Dogs can learn quickly how to use a nail board with very little training. You can teach this behavior by breaking down the completed act into smaller steps, rewarding your dog for completing each one on its own. 

There are many creative ways you can encourage your dog to file down nails to eliminate the need for trimming, including: 

  1. Place the board on the ground, sprinkle it with treats, then cover it with a towel. Dogs will often dig through the towel to find the treats, filing their own nails in the process.
  2. Place a squeaking toy on the ground underneath the filing board, then encourage your dog’s interest in the toy. Often your dog will dig at the board to get to the toy.
  3. Place the board in a high traffic area where your dog frequently walks. Walking over the board repeatedly will naturally file down the nails.
  4. If your dog scratches to go outside, place a small nail board on the door to encourage your dog to scratch the board instead.

Learn more about nail board use for dogs, and if you have any questions about dog training or behavior tips for your pets, chat with your Longwood veterinarian at your next appointment. We’d be happy to help! This is one of our favorite behavioral tips for dogs.

Tip 3: Have the Crate Out and Open, Make it a Comfort and Not a Punishment

Proper crate training is central to our behavioral tips for dogs. A common mistake we see with new puppy owners is using the dog crate as a time-out. Unfortunately, this makes it a negative space for the puppy, which can lead to the puppy barking or whining for hours on end. Make the dog crate a familiar and safe space for your puppy to prevent this.

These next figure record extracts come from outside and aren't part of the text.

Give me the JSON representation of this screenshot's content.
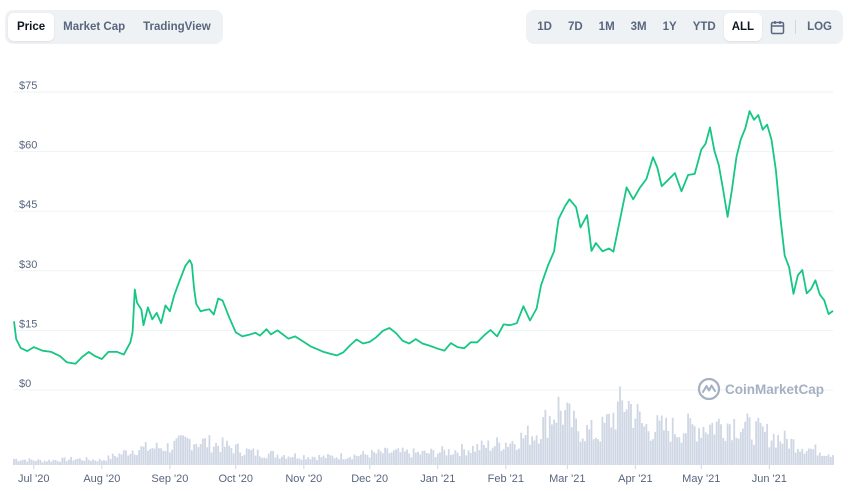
{
  "tabs": {
    "items": [
      {
        "label": "Price",
        "active": true
      },
      {
        "label": "Market Cap",
        "active": false
      },
      {
        "label": "TradingView",
        "active": false
      }
    ]
  },
  "ranges": {
    "items": [
      {
        "label": "1D",
        "active": false
      },
      {
        "label": "7D",
        "active": false
      },
      {
        "label": "1M",
        "active": false
      },
      {
        "label": "3M",
        "active": false
      },
      {
        "label": "1Y",
        "active": false
      },
      {
        "label": "YTD",
        "active": false
      },
      {
        "label": "ALL",
        "active": true
      }
    ],
    "calendar_icon": "calendar-icon",
    "log_label": "LOG"
  },
  "watermark": {
    "text": "CoinMarketCap",
    "icon": "coinmarketcap-logo-icon"
  },
  "colors": {
    "line": "#16c784",
    "volume": "#cfd6e4",
    "grid": "#eff2f5"
  },
  "chart_data": {
    "type": "line",
    "title": "",
    "xlabel": "",
    "ylabel": "",
    "grid": true,
    "y_tick_labels": [
      "$0",
      "$15",
      "$30",
      "$45",
      "$60",
      "$75"
    ],
    "y_tick_values": [
      0,
      15,
      30,
      45,
      60,
      75
    ],
    "ylim": [
      0,
      75
    ],
    "x_tick_labels": [
      "Jul '20",
      "Aug '20",
      "Sep '20",
      "Oct '20",
      "Nov '20",
      "Dec '20",
      "Jan '21",
      "Feb '21",
      "Mar '21",
      "Apr '21",
      "May '21",
      "Jun '21"
    ],
    "x_tick_dates": [
      "2020-07-01",
      "2020-08-01",
      "2020-09-01",
      "2020-10-01",
      "2020-11-01",
      "2020-12-01",
      "2021-01-01",
      "2021-02-01",
      "2021-03-01",
      "2021-04-01",
      "2021-05-01",
      "2021-06-01"
    ],
    "xlim": [
      "2020-06-22",
      "2021-06-30"
    ],
    "series": [
      {
        "type": "line",
        "points": [
          [
            "2020-06-22",
            17.3
          ],
          [
            "2020-06-23",
            12.8
          ],
          [
            "2020-06-25",
            10.6
          ],
          [
            "2020-06-28",
            9.8
          ],
          [
            "2020-07-01",
            10.8
          ],
          [
            "2020-07-05",
            9.9
          ],
          [
            "2020-07-09",
            9.6
          ],
          [
            "2020-07-13",
            8.5
          ],
          [
            "2020-07-16",
            7.0
          ],
          [
            "2020-07-20",
            6.6
          ],
          [
            "2020-07-23",
            8.3
          ],
          [
            "2020-07-26",
            9.6
          ],
          [
            "2020-07-29",
            8.5
          ],
          [
            "2020-08-01",
            7.8
          ],
          [
            "2020-08-04",
            9.6
          ],
          [
            "2020-08-08",
            9.6
          ],
          [
            "2020-08-11",
            8.9
          ],
          [
            "2020-08-14",
            12.0
          ],
          [
            "2020-08-15",
            14.6
          ],
          [
            "2020-08-16",
            25.3
          ],
          [
            "2020-08-17",
            22.0
          ],
          [
            "2020-08-19",
            20.2
          ],
          [
            "2020-08-20",
            16.3
          ],
          [
            "2020-08-22",
            20.8
          ],
          [
            "2020-08-24",
            17.8
          ],
          [
            "2020-08-26",
            19.4
          ],
          [
            "2020-08-28",
            16.8
          ],
          [
            "2020-08-30",
            21.3
          ],
          [
            "2020-09-01",
            19.8
          ],
          [
            "2020-09-03",
            23.9
          ],
          [
            "2020-09-05",
            26.9
          ],
          [
            "2020-09-08",
            31.2
          ],
          [
            "2020-09-10",
            32.7
          ],
          [
            "2020-09-11",
            31.6
          ],
          [
            "2020-09-12",
            25.7
          ],
          [
            "2020-09-13",
            21.7
          ],
          [
            "2020-09-15",
            19.8
          ],
          [
            "2020-09-17",
            20.1
          ],
          [
            "2020-09-19",
            20.3
          ],
          [
            "2020-09-21",
            19.0
          ],
          [
            "2020-09-23",
            23.0
          ],
          [
            "2020-09-25",
            22.5
          ],
          [
            "2020-09-28",
            18.3
          ],
          [
            "2020-10-01",
            14.5
          ],
          [
            "2020-10-04",
            13.5
          ],
          [
            "2020-10-07",
            13.9
          ],
          [
            "2020-10-10",
            14.4
          ],
          [
            "2020-10-12",
            13.7
          ],
          [
            "2020-10-15",
            15.3
          ],
          [
            "2020-10-17",
            14.0
          ],
          [
            "2020-10-20",
            15.0
          ],
          [
            "2020-10-25",
            12.9
          ],
          [
            "2020-10-28",
            13.5
          ],
          [
            "2020-11-01",
            12.1
          ],
          [
            "2020-11-04",
            11.0
          ],
          [
            "2020-11-07",
            10.3
          ],
          [
            "2020-11-10",
            9.6
          ],
          [
            "2020-11-13",
            9.1
          ],
          [
            "2020-11-16",
            8.7
          ],
          [
            "2020-11-19",
            9.5
          ],
          [
            "2020-11-22",
            11.2
          ],
          [
            "2020-11-25",
            12.7
          ],
          [
            "2020-11-28",
            11.7
          ],
          [
            "2020-12-01",
            12.1
          ],
          [
            "2020-12-04",
            13.3
          ],
          [
            "2020-12-07",
            14.9
          ],
          [
            "2020-12-10",
            15.6
          ],
          [
            "2020-12-13",
            14.3
          ],
          [
            "2020-12-16",
            12.4
          ],
          [
            "2020-12-19",
            11.7
          ],
          [
            "2020-12-22",
            12.8
          ],
          [
            "2020-12-25",
            11.7
          ],
          [
            "2020-12-28",
            11.2
          ],
          [
            "2021-01-01",
            10.4
          ],
          [
            "2021-01-04",
            9.9
          ],
          [
            "2021-01-07",
            11.8
          ],
          [
            "2021-01-10",
            10.8
          ],
          [
            "2021-01-13",
            10.5
          ],
          [
            "2021-01-16",
            12.0
          ],
          [
            "2021-01-19",
            12.0
          ],
          [
            "2021-01-22",
            13.7
          ],
          [
            "2021-01-25",
            15.1
          ],
          [
            "2021-01-28",
            13.5
          ],
          [
            "2021-01-31",
            16.5
          ],
          [
            "2021-02-03",
            16.3
          ],
          [
            "2021-02-06",
            16.8
          ],
          [
            "2021-02-09",
            21.1
          ],
          [
            "2021-02-12",
            17.5
          ],
          [
            "2021-02-15",
            20.5
          ],
          [
            "2021-02-17",
            26.3
          ],
          [
            "2021-02-20",
            31.1
          ],
          [
            "2021-02-23",
            34.9
          ],
          [
            "2021-02-25",
            43.0
          ],
          [
            "2021-02-28",
            46.3
          ],
          [
            "2021-03-02",
            48.0
          ],
          [
            "2021-03-05",
            46.0
          ],
          [
            "2021-03-07",
            40.9
          ],
          [
            "2021-03-10",
            44.0
          ],
          [
            "2021-03-12",
            35.0
          ],
          [
            "2021-03-14",
            37.0
          ],
          [
            "2021-03-17",
            34.9
          ],
          [
            "2021-03-20",
            35.6
          ],
          [
            "2021-03-22",
            34.8
          ],
          [
            "2021-03-25",
            42.9
          ],
          [
            "2021-03-28",
            51.0
          ],
          [
            "2021-03-31",
            48.0
          ],
          [
            "2021-04-03",
            50.9
          ],
          [
            "2021-04-06",
            53.1
          ],
          [
            "2021-04-09",
            58.6
          ],
          [
            "2021-04-11",
            56.0
          ],
          [
            "2021-04-13",
            51.3
          ],
          [
            "2021-04-16",
            52.9
          ],
          [
            "2021-04-19",
            54.6
          ],
          [
            "2021-04-22",
            50.0
          ],
          [
            "2021-04-25",
            54.1
          ],
          [
            "2021-04-28",
            54.4
          ],
          [
            "2021-05-01",
            60.5
          ],
          [
            "2021-05-03",
            62.0
          ],
          [
            "2021-05-05",
            66.1
          ],
          [
            "2021-05-07",
            60.2
          ],
          [
            "2021-05-09",
            56.6
          ],
          [
            "2021-05-11",
            50.3
          ],
          [
            "2021-05-13",
            43.6
          ],
          [
            "2021-05-15",
            50.5
          ],
          [
            "2021-05-17",
            58.6
          ],
          [
            "2021-05-19",
            63.1
          ],
          [
            "2021-05-21",
            65.8
          ],
          [
            "2021-05-23",
            70.2
          ],
          [
            "2021-05-25",
            68.0
          ],
          [
            "2021-05-27",
            69.2
          ],
          [
            "2021-05-29",
            65.5
          ],
          [
            "2021-05-31",
            66.8
          ],
          [
            "2021-06-02",
            63.0
          ],
          [
            "2021-06-04",
            55.3
          ],
          [
            "2021-06-06",
            43.5
          ],
          [
            "2021-06-08",
            33.8
          ],
          [
            "2021-06-10",
            30.9
          ],
          [
            "2021-06-12",
            24.2
          ],
          [
            "2021-06-14",
            28.9
          ],
          [
            "2021-06-16",
            30.2
          ],
          [
            "2021-06-18",
            24.3
          ],
          [
            "2021-06-20",
            25.4
          ],
          [
            "2021-06-22",
            27.6
          ],
          [
            "2021-06-24",
            24.0
          ],
          [
            "2021-06-26",
            22.6
          ],
          [
            "2021-06-28",
            19.1
          ],
          [
            "2021-06-30",
            19.9
          ]
        ]
      }
    ],
    "volume": {
      "type": "bar",
      "points": [
        [
          "2020-06-22",
          1.0
        ],
        [
          "2020-07-05",
          0.7
        ],
        [
          "2020-07-20",
          1.0
        ],
        [
          "2020-08-01",
          0.8
        ],
        [
          "2020-08-16",
          2.6
        ],
        [
          "2020-09-01",
          3.0
        ],
        [
          "2020-09-10",
          4.1
        ],
        [
          "2020-09-25",
          3.2
        ],
        [
          "2020-10-10",
          2.0
        ],
        [
          "2020-10-25",
          1.6
        ],
        [
          "2020-11-10",
          1.3
        ],
        [
          "2020-11-25",
          1.6
        ],
        [
          "2020-12-10",
          2.1
        ],
        [
          "2020-12-25",
          1.9
        ],
        [
          "2021-01-10",
          2.4
        ],
        [
          "2021-01-25",
          3.2
        ],
        [
          "2021-02-05",
          4.0
        ],
        [
          "2021-02-15",
          5.4
        ],
        [
          "2021-02-25",
          9.4
        ],
        [
          "2021-03-05",
          6.1
        ],
        [
          "2021-03-15",
          5.0
        ],
        [
          "2021-03-28",
          10.6
        ],
        [
          "2021-04-05",
          6.2
        ],
        [
          "2021-04-20",
          5.8
        ],
        [
          "2021-05-05",
          6.5
        ],
        [
          "2021-05-15",
          7.0
        ],
        [
          "2021-05-25",
          5.7
        ],
        [
          "2021-06-08",
          4.1
        ],
        [
          "2021-06-20",
          2.6
        ],
        [
          "2021-06-30",
          1.9
        ]
      ]
    }
  }
}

Nowadays, most of us spend hours in our home office. If that’s the case, then that’s where the crate and the puppy should be. If you are binging a tv show in the family room, have the puppy and crate in there with you! Some people prefer to have multiple crates so they don’t have to carry the crate throughout the day, whereas others prefer to get the puppy comfortable with one specific crate.

Puppy crates should:

  • Be in the same room as you and in a spot where you can be seen.
  • Be comfortable physically and emotionally. Think of a puppy pillow AND an old shirt with your scent!
  • Have a treat inside and a safe chew toy for them to gnaw on.

Puppy crates should not:

  • Be “compact.” If your puppy has gotten bigger, their crate might need to too.
  • Be a prison. Don’t lock them inside for too long or use it to punish them.
  • Be left dirty. If your puppy had an accident, please don’t make them sit in it as a lesson.

How to Get a Puppy Comfortable with a Crate

Once your puppy has gone into their crate, gently close the door to introduce the concept of confinement training. Then, stay in the room, and after a few minutes, let them out to show them it’s only temporary. Repeat this process, leaving the puppy confined for more extended periods each time.

Once they are able to relax inside the crate for minutes without seeming anxious, try leaving the room for a moment. When you come back, give them a treat if they didn’t cry out. If they bark or whine when you leave, try again later and come back sooner. The key to this exercise is to reward them after you leave but before they cry.

Crate training takes practice, and it will be frustrating at times. Do not lose your temper and use the crate as a punishment no matter what. Do not toss them in after they have an accident, bang on the crate when they are whining, or place it far away from you, so you don’t have to hear them. Ensure they have had plenty of activity and have gone to the restroom before putting them in the crate to relax. If they ever start to cry, take them out. A puppy crate is a lifesaver for dog owners, and it should be a happy addition to the puppy’s life too.